The district lists 12 sub-counties and 3 town councils, including Makokoto, Bukuuya, Kalwana, Kitumbi, Manyogaseka, Kiganda, Naluttutu, Myanzi, Kassanda, Kamuli, Kijuna, and Mbiriizi, plus Kassanda, Kiganda, and Bukuya town councils.

==Demographics==
According to the National Population and Housing Census 2024 (preliminary results), Kassanda District had a population of 313,310. UBOS reports 271,544 in 2014 and an average annual population growth rate of 1.5% for 2014 to 2024.

Population (selected census years)
| Census year | Population | Source |
|---|---|---|
| 2014 | 271,544 | UBOS (NPHS 2024 Preliminary Report, trends table) |
| 2024 | 313,310 | UBOS (NPHS 2024 Preliminary Report, preliminary totals table) |

==Economy==
The district lists gold mining as a major economic activity, especially in Kitumbi, Bukuuya, and Makokoto sub-counties, alongside agriculture such as coffee farming and maize farming, plus cattle rearing.

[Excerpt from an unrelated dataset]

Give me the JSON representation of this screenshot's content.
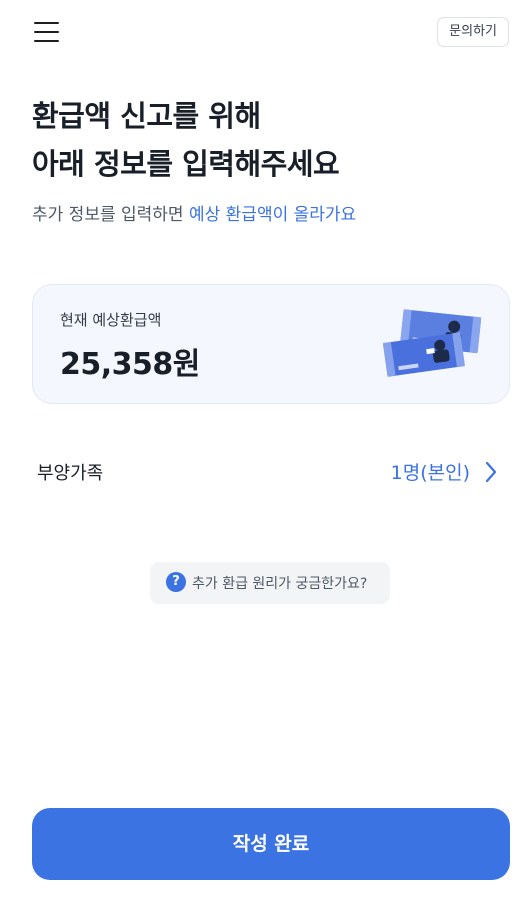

A national monitoring report from the Government of Uganda records biometric registration of artisanal and small-scale miners at gold mining sites in Busia and Kassanda, and reports mapping and gazetting of suitable artisanal and small-scale mining sites in Kassanda.

==Infrastructure and public services==
The district budget framework paper cites road network constraints and notes road maintenance funding through the Uganda Road Fund at district level and Community Access Roads at sub-county level.

==Politics==
In the 2021 local government elections, Fred Zimula Kasirye was declared elected as Kassanda District LC V Chairperson.